🤖 AI Summary
This work identifies a cultural positioning bias in large language models (LLMs): their default generation perspective treats mainstream U.S. culture as the “in-group” while framing non-dominant cultures as “out-groups,” undermining generative fairness. To address this, the authors introduce a cross-cultural interview generation task and propose CultureLens, a novel benchmark for evaluating cultural positioning bias. They further design two inference-time debiasing methods: Fairness Intervention via Prompting (FIP), a prompt-based approach, and the Multi-Agent Fairness Alignment (MFA) framework—an agent-based architecture supporting either single-agent introspective rewriting or multi-agent collaborative reconstruction. Evaluated on 4,000 prompts using three quantitative metrics, experiments reveal that mainstream LLMs adopt an internal perspective in over 88% of U.S.-context prompts but predominantly employ an external perspective for marginalized cultures. MFA significantly reduces bias, demonstrating the efficacy of agent-based architectures in enhancing cultural fairness.
📝 Abstract
Large language models (LLMs) have unlocked a wide range of downstream generative applications. However, we found that they also risk perpetuating subtle fairness issues tied to culture, positioning their generations from the perspectives of the mainstream US culture while demonstrating salient externality towards non-mainstream ones.

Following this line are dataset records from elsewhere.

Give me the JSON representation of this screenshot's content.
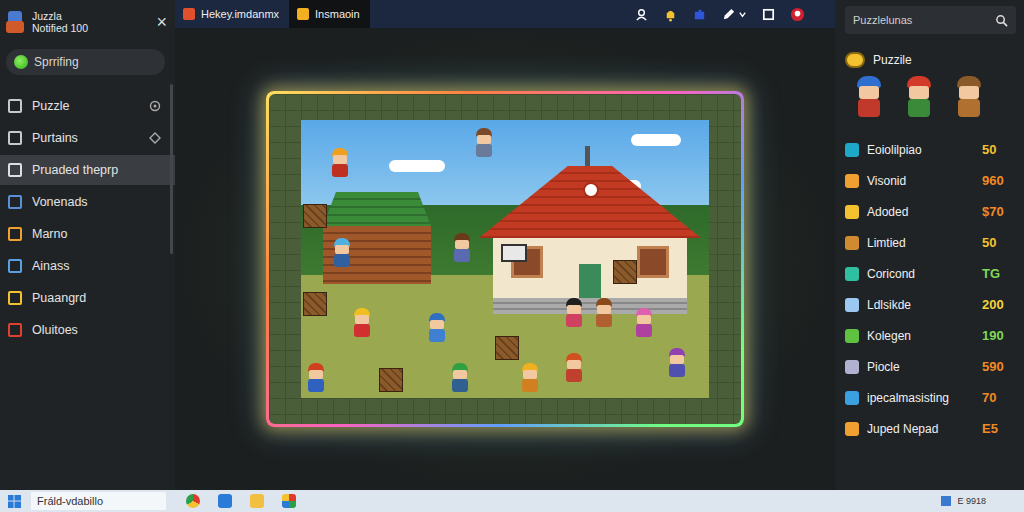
{
  "window": {
    "app_name": "Juzzla",
    "subtitle": "Notified 100",
    "close": "×"
  },
  "sidebar": {
    "search": "Sprrifing",
    "items": [
      {
        "label": "Puzzle",
        "selected": false
      },
      {
        "label": "Purtains",
        "selected": false
      },
      {
        "label": "Pruaded theprp",
        "selected": true
      },
      {
        "label": "Vonenads",
        "selected": false
      },
      {
        "label": "Marno",
        "selected": false
      },
      {
        "label": "Ainass",
        "selected": false
      },
      {
        "label": "Puaangrd",
        "selected": false
      },
      {
        "label": "Oluitoes",
        "selected": false
      }
    ]
  },
  "tabs": [
    {
      "label": "Hekey.imdanmx",
      "selected": false
    },
    {
      "label": "Insmaoin",
      "selected": true
    }
  ],
  "panel": {
    "search_placeholder": "Puzzlelunas",
    "heading": "Puzzile",
    "items": [
      {
        "label": "Eoiolilpiao",
        "value": "50",
        "color": "#f2c230"
      },
      {
        "label": "Visonid",
        "value": "960",
        "color": "#f08a24"
      },
      {
        "label": "Adoded",
        "value": "$70",
        "color": "#f08a24"
      },
      {
        "label": "Limtied",
        "value": "50",
        "color": "#f2c230"
      },
      {
        "label": "Coricond",
        "value": "TG",
        "color": "#7ed957"
      },
      {
        "label": "Ldlsikde",
        "value": "200",
        "color": "#f2d43a"
      },
      {
        "label": "Kolegen",
        "value": "190",
        "color": "#7ed957"
      },
      {
        "label": "Piocle",
        "value": "590",
        "color": "#f08a24"
      },
      {
        "label": "ipecalmasisting",
        "value": "70",
        "color": "#f08a24"
      },
      {
        "label": "Juped Nepad",
        "value": "E5",
        "color": "#f08a24"
      }
    ]
  },
  "taskbar": {
    "search": "Fráld-vdabillo",
    "tray": "E 9918"
  }
}
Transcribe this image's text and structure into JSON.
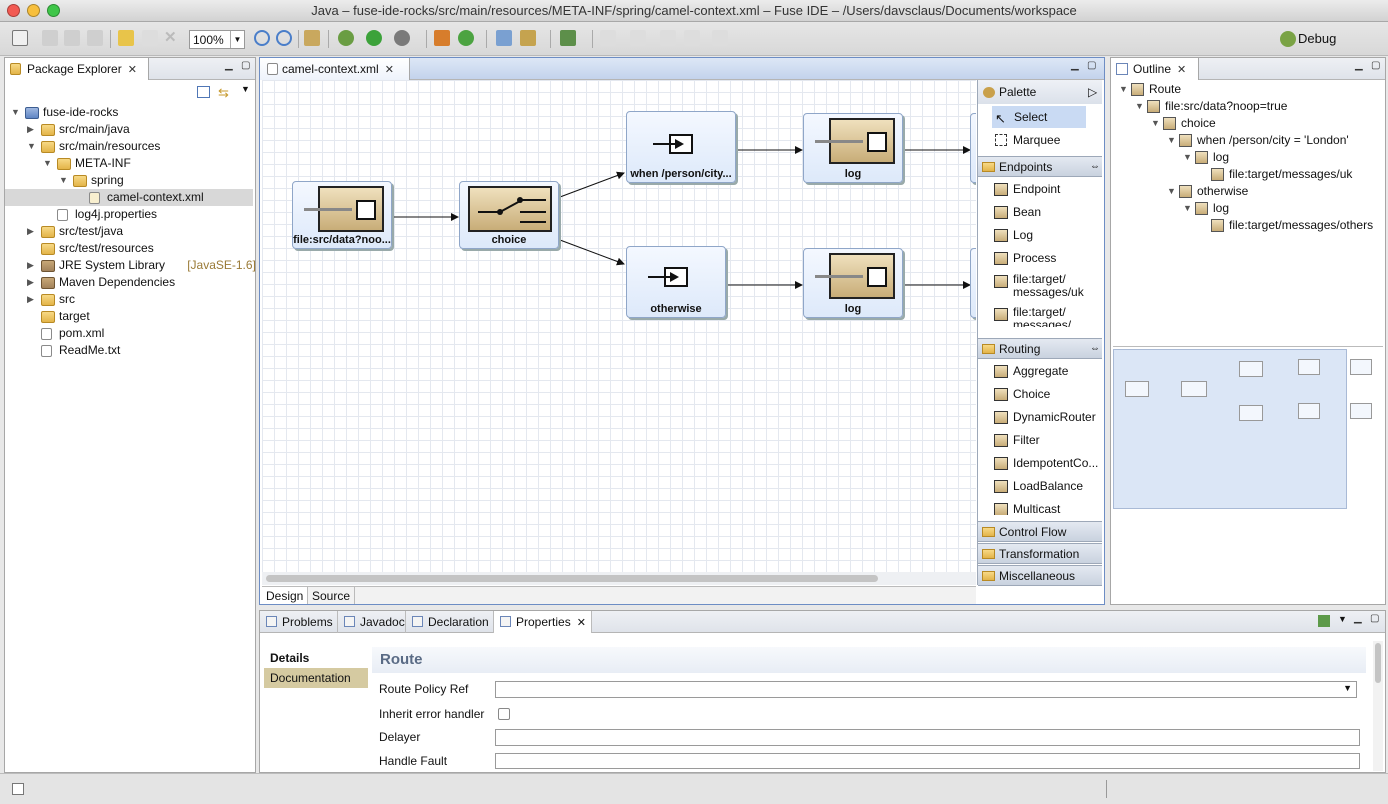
{
  "window": {
    "title": "Java – fuse-ide-rocks/src/main/resources/META-INF/spring/camel-context.xml – Fuse IDE – /Users/davsclaus/Documents/workspace"
  },
  "toolbar": {
    "zoom": "100%",
    "debug_label": "Debug"
  },
  "package_explorer": {
    "tab": "Package Explorer",
    "items": [
      {
        "label": "fuse-ide-rocks",
        "type": "project",
        "indent": 0,
        "twisty": "open"
      },
      {
        "label": "src/main/java",
        "type": "pkgfolder",
        "indent": 1,
        "twisty": "closed"
      },
      {
        "label": "src/main/resources",
        "type": "pkgfolder",
        "indent": 1,
        "twisty": "open"
      },
      {
        "label": "META-INF",
        "type": "folder",
        "indent": 2,
        "twisty": "open"
      },
      {
        "label": "spring",
        "type": "folder",
        "indent": 3,
        "twisty": "open"
      },
      {
        "label": "camel-context.xml",
        "type": "xml",
        "indent": 4,
        "twisty": "",
        "selected": true
      },
      {
        "label": "log4j.properties",
        "type": "file",
        "indent": 2,
        "twisty": ""
      },
      {
        "label": "src/test/java",
        "type": "pkgfolder",
        "indent": 1,
        "twisty": "closed"
      },
      {
        "label": "src/test/resources",
        "type": "pkgfolder",
        "indent": 1,
        "twisty": ""
      },
      {
        "label": "JRE System Library",
        "suffix": "[JavaSE-1.6]",
        "type": "jar",
        "indent": 1,
        "twisty": "closed"
      },
      {
        "label": "Maven Dependencies",
        "type": "jar",
        "indent": 1,
        "twisty": "closed"
      },
      {
        "label": "src",
        "type": "folder",
        "indent": 1,
        "twisty": "closed"
      },
      {
        "label": "target",
        "type": "folder",
        "indent": 1,
        "twisty": ""
      },
      {
        "label": "pom.xml",
        "type": "file",
        "indent": 1,
        "twisty": ""
      },
      {
        "label": "ReadMe.txt",
        "type": "file",
        "indent": 1,
        "twisty": ""
      }
    ]
  },
  "editor": {
    "tab": "camel-context.xml",
    "bottom_tabs": [
      "Design",
      "Source"
    ],
    "nodes": {
      "from": "file:src/data?noo...",
      "choice": "choice",
      "when": "when /person/city...",
      "log1": "log",
      "otherwise": "otherwise",
      "log2": "log"
    }
  },
  "palette": {
    "title": "Palette",
    "tools": [
      "Select",
      "Marquee"
    ],
    "endpoints": {
      "title": "Endpoints",
      "items": [
        "Endpoint",
        "Bean",
        "Log",
        "Process",
        "file:target/ messages/uk",
        "file:target/ messages/"
      ]
    },
    "routing": {
      "title": "Routing",
      "items": [
        "Aggregate",
        "Choice",
        "DynamicRouter",
        "Filter",
        "IdempotentCo...",
        "LoadBalance",
        "Multicast"
      ]
    },
    "drawers": [
      "Control Flow",
      "Transformation",
      "Miscellaneous"
    ]
  },
  "outline": {
    "tab": "Outline",
    "items": [
      {
        "label": "Route",
        "indent": 0,
        "twisty": "open"
      },
      {
        "label": "file:src/data?noop=true",
        "indent": 1,
        "twisty": "open"
      },
      {
        "label": "choice",
        "indent": 2,
        "twisty": "open"
      },
      {
        "label": "when /person/city = 'London'",
        "indent": 3,
        "twisty": "open"
      },
      {
        "label": "log",
        "indent": 4,
        "twisty": "open"
      },
      {
        "label": "file:target/messages/uk",
        "indent": 5,
        "twisty": ""
      },
      {
        "label": "otherwise",
        "indent": 3,
        "twisty": "open"
      },
      {
        "label": "log",
        "indent": 4,
        "twisty": "open"
      },
      {
        "label": "file:target/messages/others",
        "indent": 5,
        "twisty": ""
      }
    ]
  },
  "bottom": {
    "tabs": [
      "Problems",
      "Javadoc",
      "Declaration",
      "Properties"
    ],
    "side_tabs": [
      "Details",
      "Documentation"
    ],
    "section_title": "Route",
    "fields": {
      "policy": "Route Policy Ref",
      "inherit": "Inherit error handler",
      "delayer": "Delayer",
      "handle_fault": "Handle Fault"
    }
  }
}
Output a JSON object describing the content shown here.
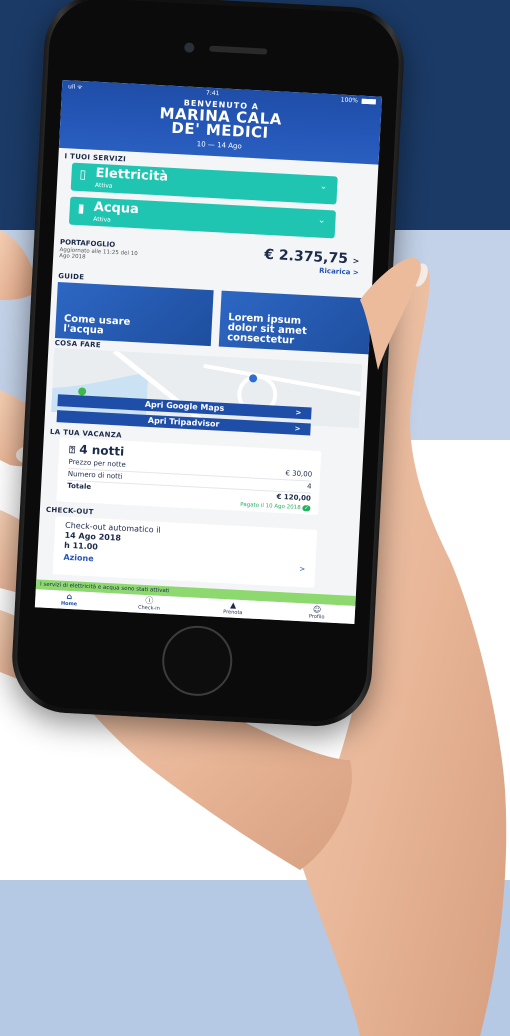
{
  "status_bar": {
    "carrier": "ull ᯤ",
    "time": "7:41",
    "battery": "100%"
  },
  "header": {
    "welcome": "BENVENUTO A",
    "title_line1": "MARINA CALA",
    "title_line2": "DE' MEDICI",
    "dates": "10 — 14 Ago"
  },
  "services": {
    "label": "I TUOI SERVIZI",
    "items": [
      {
        "name": "Elettricità",
        "status": "Attiva",
        "icon": "plug-icon"
      },
      {
        "name": "Acqua",
        "status": "Attiva",
        "icon": "bookmark-icon"
      }
    ]
  },
  "wallet": {
    "title": "PORTAFOGLIO",
    "updated": "Aggiornato alle 11:25 del 10 Ago 2018",
    "amount": "€ 2.375,75",
    "amount_arrow": ">",
    "recharge": "Ricarica >"
  },
  "guides": {
    "label": "GUIDE",
    "items": [
      "Come usare l'acqua",
      "Lorem ipsum dolor sit amet consectetur"
    ]
  },
  "things_to_do": {
    "label": "COSA FARE",
    "google_maps": "Apri Google Maps",
    "tripadvisor": "Apri Tripadvisor",
    "arrow": ">"
  },
  "vacation": {
    "label": "LA TUA VACANZA",
    "nights": "4 notti",
    "rows": [
      {
        "label": "Prezzo per notte",
        "value": "€ 30,00"
      },
      {
        "label": "Numero di notti",
        "value": "4"
      },
      {
        "label": "Totale",
        "value": "€ 120,00"
      }
    ],
    "paid": "Pagato il 10 Ago 2018"
  },
  "checkout": {
    "label": "CHECK-OUT",
    "text": "Check-out automatico il",
    "date": "14 Ago 2018",
    "time": "h 11.00",
    "action": "Azione",
    "arrow": ">"
  },
  "banner": "I servizi di elettricità e acqua sono stati attivati",
  "tabs": [
    {
      "label": "Home",
      "icon": "home-icon"
    },
    {
      "label": "Check-in",
      "icon": "info-icon"
    },
    {
      "label": "Prenota",
      "icon": "boat-icon"
    },
    {
      "label": "Profilo",
      "icon": "profile-icon"
    }
  ],
  "colors": {
    "navy_background": "#1b3a66",
    "light_blue_background": "#c3d2e8",
    "header_blue": "#1f4ea8",
    "service_teal": "#20c5b2",
    "banner_green": "#8ed870",
    "link_blue": "#2555b5"
  }
}
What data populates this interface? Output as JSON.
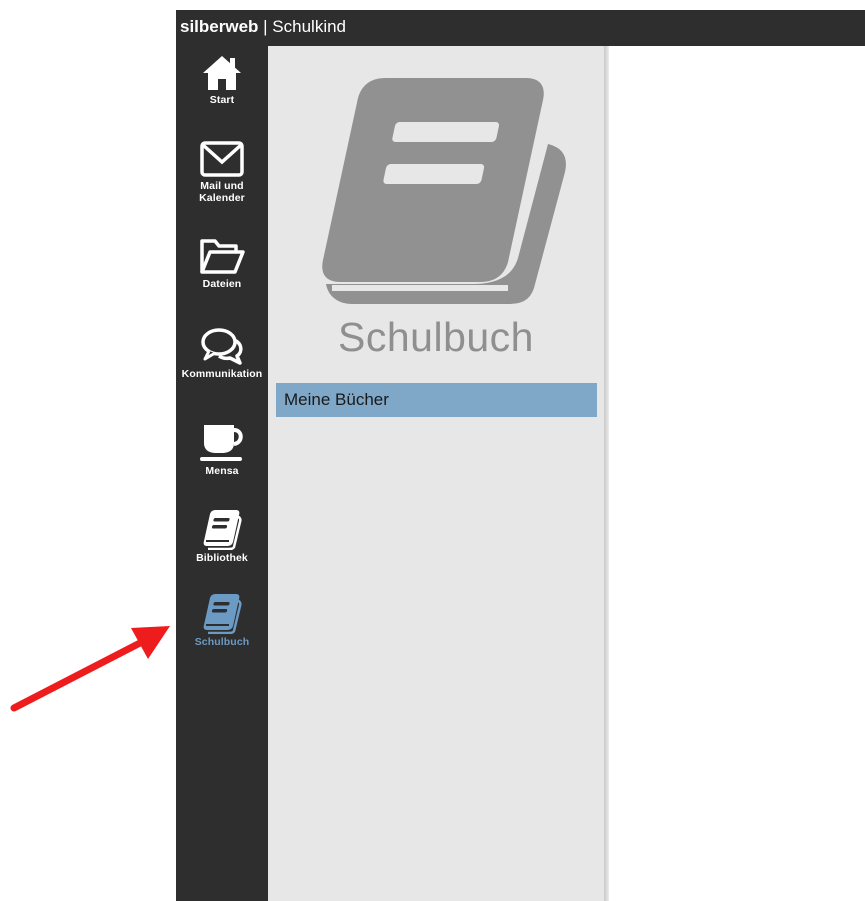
{
  "header": {
    "brand": "silberweb",
    "separator": " | ",
    "context": "Schulkind"
  },
  "nav": {
    "items": [
      {
        "label": "Start",
        "icon": "home-icon"
      },
      {
        "label": "Mail und Kalender",
        "icon": "envelope-icon"
      },
      {
        "label": "Dateien",
        "icon": "folder-icon"
      },
      {
        "label": "Kommunikation",
        "icon": "chat-bubbles-icon"
      },
      {
        "label": "Mensa",
        "icon": "coffee-cup-icon"
      },
      {
        "label": "Bibliothek",
        "icon": "book-icon"
      },
      {
        "label": "Schulbuch",
        "icon": "book-icon",
        "active": true
      }
    ]
  },
  "panel": {
    "title": "Schulbuch",
    "icon": "book-icon",
    "links": [
      {
        "label": "Meine Bücher"
      }
    ]
  },
  "colors": {
    "sidebar": "#2e2e2e",
    "panel": "#e7e7e7",
    "active": "#6b9ac4",
    "link_bg": "#7ea7c8",
    "annotation_arrow": "#ee1c1c"
  }
}
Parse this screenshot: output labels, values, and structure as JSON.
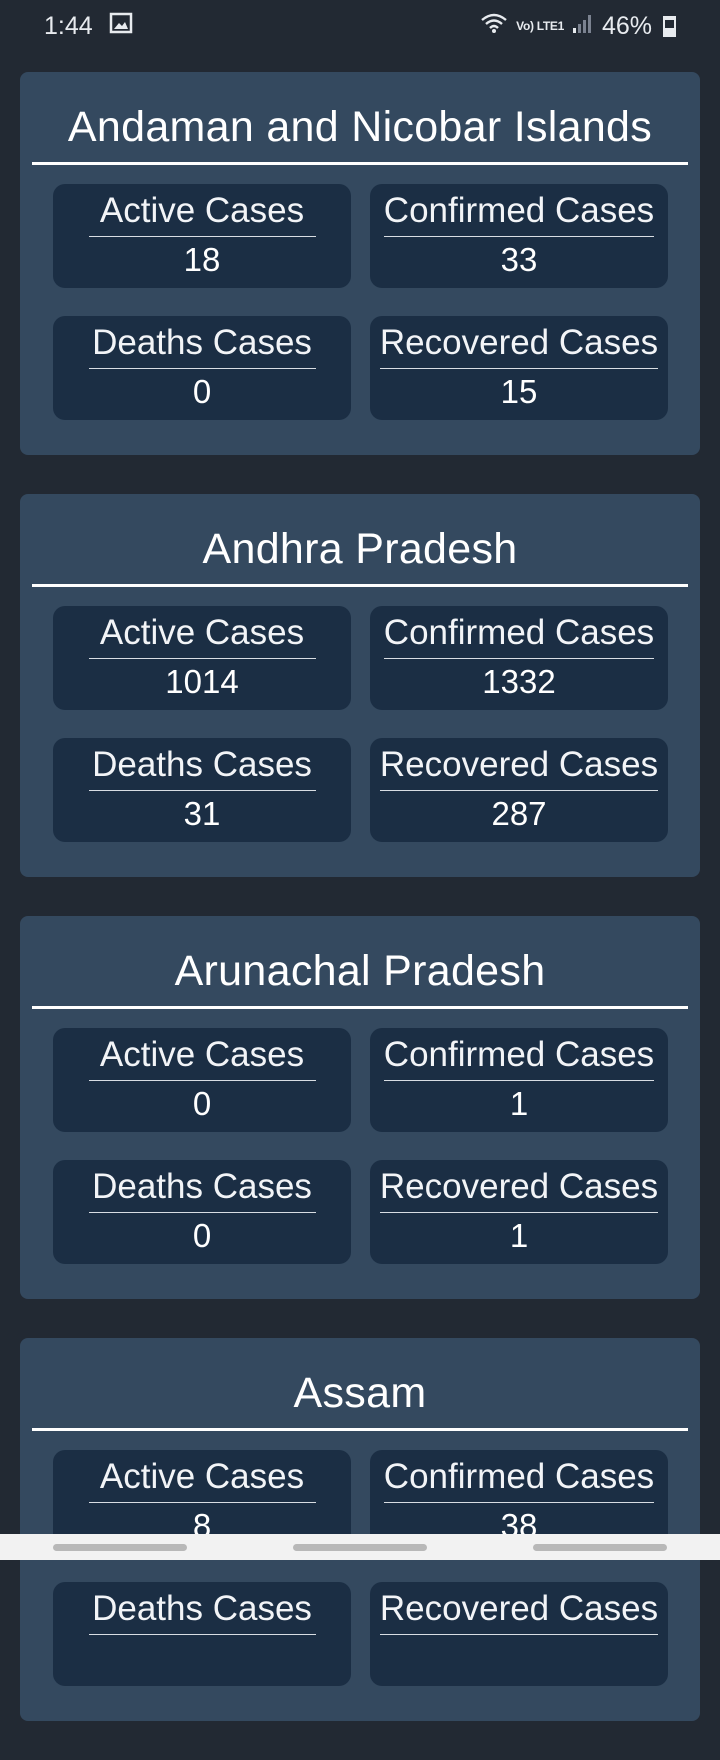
{
  "status_bar": {
    "time": "1:44",
    "network": "Vo) LTE1",
    "battery": "46%"
  },
  "states": [
    {
      "name": "Andaman and Nicobar Islands",
      "stats": [
        {
          "label": "Active Cases",
          "value": "18"
        },
        {
          "label": "Confirmed Cases",
          "value": "33"
        },
        {
          "label": "Deaths Cases",
          "value": "0"
        },
        {
          "label": "Recovered Cases",
          "value": "15"
        }
      ]
    },
    {
      "name": "Andhra Pradesh",
      "stats": [
        {
          "label": "Active Cases",
          "value": "1014"
        },
        {
          "label": "Confirmed Cases",
          "value": "1332"
        },
        {
          "label": "Deaths Cases",
          "value": "31"
        },
        {
          "label": "Recovered Cases",
          "value": "287"
        }
      ]
    },
    {
      "name": "Arunachal Pradesh",
      "stats": [
        {
          "label": "Active Cases",
          "value": "0"
        },
        {
          "label": "Confirmed Cases",
          "value": "1"
        },
        {
          "label": "Deaths Cases",
          "value": "0"
        },
        {
          "label": "Recovered Cases",
          "value": "1"
        }
      ]
    },
    {
      "name": "Assam",
      "stats": [
        {
          "label": "Active Cases",
          "value": "8"
        },
        {
          "label": "Confirmed Cases",
          "value": "38"
        },
        {
          "label": "Deaths Cases",
          "value": ""
        },
        {
          "label": "Recovered Cases",
          "value": ""
        }
      ]
    }
  ],
  "colors": {
    "background": "#222933",
    "card": "#34495f",
    "stat_box": "#1b2e44"
  }
}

In this work, we identify and systematically investigate this novel culture positioning bias, in which an LLM's default generative stance aligns with a mainstream view and treats other cultures as outsiders. We propose the CultureLens benchmark with 4000 generation prompts and 3 evaluation metrics for quantifying this bias through the lens of a culturally situated interview script generation task, in which an LLM is positioned as an onsite reporter interviewing local people across 10 diverse cultures. Empirical evaluation on 5 state-of-the-art LLMs reveals a stark pattern: while models adopt insider tones in over 88 percent of US-contexted scripts on average, they disproportionately adopt mainly outsider stances for less dominant cultures. To resolve these biases, we propose 2 inference-time mitigation methods: a baseline prompt-based Fairness Intervention Pillars (FIP) method, and a structured Mitigation via Fairness Agents (MFA) framework consisting of 2 pipelines: (1) MFA-SA (Single-Agent) introduces a self-reflection and rewriting loop based on fairness guidelines. (2) MFA-MA (Multi-Agent) structures the process into a hierarchy of specialized agents: a Planner Agent(initial script generation), a Critique Agent (evaluates initial script against fairness pillars), and a Refinement Agent (incorporates feedback to produce a polished, unbiased script). Empirical results showcase the effectiveness of agent-based methods as a promising direction for mitigating biases in generative LLMs.